Shannon Newton, president of the Arkansas Trucking Association, said Heringer's age is not indicative of his experience.
"He has been engaged and on the board for quite some time now. He has some previous experience with other trade associations and boards, which lends him credibility and confidence in addressing our issues at the Legislature and with the public."
"He has taken it upon himself to be engaged, and that has led him to be a leader among his peers," she said. "I look forward to working with him. We have a good friendship and a good working relationship, so I'm excited about his term as chairman."
Doug Voss, board member and associate professor of logistics and supply chain management at the University of Central Arkansas, agreed.

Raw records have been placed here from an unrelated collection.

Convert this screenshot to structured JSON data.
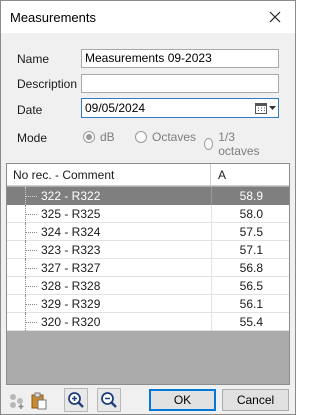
{
  "window": {
    "title": "Measurements"
  },
  "form": {
    "name_label": "Name",
    "name_value": "Measurements 09-2023",
    "description_label": "Description",
    "description_value": "",
    "date_label": "Date",
    "date_value": "09/05/2024",
    "mode_label": "Mode",
    "mode_options": [
      "dB",
      "Octaves",
      "1/3 octaves"
    ],
    "mode_selected": "dB"
  },
  "grid": {
    "columns": [
      "No rec. - Comment",
      "A"
    ],
    "rows": [
      {
        "comment": "322 - R322",
        "a": "58.9",
        "selected": true
      },
      {
        "comment": "325 - R325",
        "a": "58.0"
      },
      {
        "comment": "324 - R324",
        "a": "57.5"
      },
      {
        "comment": "323 - R323",
        "a": "57.1"
      },
      {
        "comment": "327 - R327",
        "a": "56.8"
      },
      {
        "comment": "328 - R328",
        "a": "56.5"
      },
      {
        "comment": "329 - R329",
        "a": "56.1"
      },
      {
        "comment": "320 - R320",
        "a": "55.4"
      }
    ]
  },
  "footer": {
    "ok_label": "OK",
    "cancel_label": "Cancel",
    "icons": [
      "add-icon",
      "paste-icon",
      "zoom-in-icon",
      "zoom-out-icon"
    ]
  },
  "colors": {
    "selected_row": "#7f7f7f",
    "focus_border": "#0078d7",
    "grid_empty": "#ababab"
  }
}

"He is very knowledgeable about the industry and the problems it faces, and he works very well with everyone in the association and the industry," Voss said. "He certainly has a great deal of name recognition in the state, too."
Heringer played for Danny Ford and Houston Nutt at the University of Arkansas from 1994-98.
"He's the kind of guy that people like to be around," Newton said. "He's a good storyteller. He has had a lot of life experience being involved with Razorback athletics. People love to hear those stories and reminisce about football and Houston Nutt and his time there."
"And he's smart," she said. "He has a lot of experience in the family network to draw upon to help him do well in business and relate well to others."
Voss applauded Heringer's decision to take on the time commitment of Trucking Association chairman. "The tasks that he is assigned are very time-consuming. You have to be willing to put in the work and willing to share your knowledge and information with those in the association, as they do the same with you," he said.
"You have to work together like you would in any other workplace, but you do it for free."
As to what he hopes to accomplish during his term, Heringer highlighted one long-standing issue: "I would really like highway reform. I don't know if I'll get that though, so maybe I need to come up with a Plan B."